There is also the misconception that things are cheaper. Ah, NO!!!!!! The only thing cheaper is veggies. But not apples. Comparatively speaking most things cost the same. Toiletries are really expensive. And my favorite food, pizza, you can hang that up. 30 dollars for 1 pizza. GAS Is almost 12.00 a gallon. Feminine hygiene products, well lets just say I got a head ache when had to fork over 40 dollars. the salaries are way lower. About half what we make in the USA. Life is harder here.
And, don't get me started on the mysterious bug bits that plague me. They bite me. I get huge welts and there is broken blood vessels the next day. Then they start to itch. They don't heal fast.
I walk everywhere. But its not safe to walk alone.
They call me clear, not white. So, my question is, are albinos transparent?
I stand out here. I am taller than most people and I am clear. I laugh loud and often. My hair is light. I might to as well wear a neon sign.
The condition of the schools is baffling me still. It is sad. The girls don't even have normal access to toilet paper. I have to bring it with me to school and then hide it.
I can't drink the water. I have to be careful.
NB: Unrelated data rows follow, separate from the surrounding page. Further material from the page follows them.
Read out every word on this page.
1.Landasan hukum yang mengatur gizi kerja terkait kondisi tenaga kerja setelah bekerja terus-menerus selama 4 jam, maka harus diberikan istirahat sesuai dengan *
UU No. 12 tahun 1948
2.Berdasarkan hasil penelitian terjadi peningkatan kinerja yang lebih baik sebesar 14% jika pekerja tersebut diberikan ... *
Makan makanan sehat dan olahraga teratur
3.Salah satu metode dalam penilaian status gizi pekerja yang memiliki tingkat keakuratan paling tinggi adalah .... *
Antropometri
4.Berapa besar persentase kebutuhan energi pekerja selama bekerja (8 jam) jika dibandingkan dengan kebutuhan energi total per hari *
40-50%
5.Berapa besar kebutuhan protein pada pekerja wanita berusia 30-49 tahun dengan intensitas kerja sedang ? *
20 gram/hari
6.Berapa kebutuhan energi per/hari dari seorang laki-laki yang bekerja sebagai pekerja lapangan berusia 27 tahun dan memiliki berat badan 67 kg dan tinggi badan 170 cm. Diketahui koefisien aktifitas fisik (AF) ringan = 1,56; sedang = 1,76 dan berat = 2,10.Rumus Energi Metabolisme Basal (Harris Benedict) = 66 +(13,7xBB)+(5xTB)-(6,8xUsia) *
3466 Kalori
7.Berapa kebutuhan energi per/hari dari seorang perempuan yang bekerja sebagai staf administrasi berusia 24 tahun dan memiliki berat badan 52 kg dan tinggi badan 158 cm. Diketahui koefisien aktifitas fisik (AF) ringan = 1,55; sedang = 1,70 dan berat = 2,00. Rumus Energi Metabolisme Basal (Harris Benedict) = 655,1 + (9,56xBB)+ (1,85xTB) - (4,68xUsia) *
I have no regrets here. None. I miss everyone, but i knew I would. Everyone at FSHS, my family, Charlie and Joann, hot showers, not sweating, fresh coffee, air conditioning, my dogs, my cooking, TV, and dare I say it, Walmart. And, I know I sound like a prissy girly girl. Please give me some credit. It is not easy doing this.
But I digress. The positives do outweigh the negatives, this I know. I love the students. I influenced three girls to be interested in reading. They checked out books for the first time from the library. I did this by talking about Edgar Allen Poe, Robert Frost, and Henry Wadsworth Longfellow. I then recited my favorite works by each of them. I acted them out in front of the class. It was the quietest I have seen them yet. They clapped and begged for more.
I went to the, very small, library and looked up authors from the Caribbean. I wanted to relate to them. I found a story I thought was easy for me to work with. I talked about hopes and dreams. I asked them what they wanted to be or where they saw themselves in 5 years. It broke my heart with some of the answers that they gave. The reality of their lives and their society has stunted many of them to the point they wont allow them selves to dream. To make things better, they need pride. They need encouragement. They need someone to believe in them. They need to trust and to be trusted. The changes need to start in the homes and then the schools. The children in front of me today will have to educate their own children before real change can be seen. To make things better for the next generation. I am so tired here because I am constantly trying to think of ways to reach them, touch them and educate them in the short time I have here. I find it hard to sleep. I ache for the change. I want to scream sometimes. I know its not my job to change the world. I also know sitting around watching things with no change makes me feel conflicted. All I can do is be what I need to be and keep trying. My heart is too big, and I feel it may never be full. Pray for me.
P.S. I miss my hair dryer and face cream.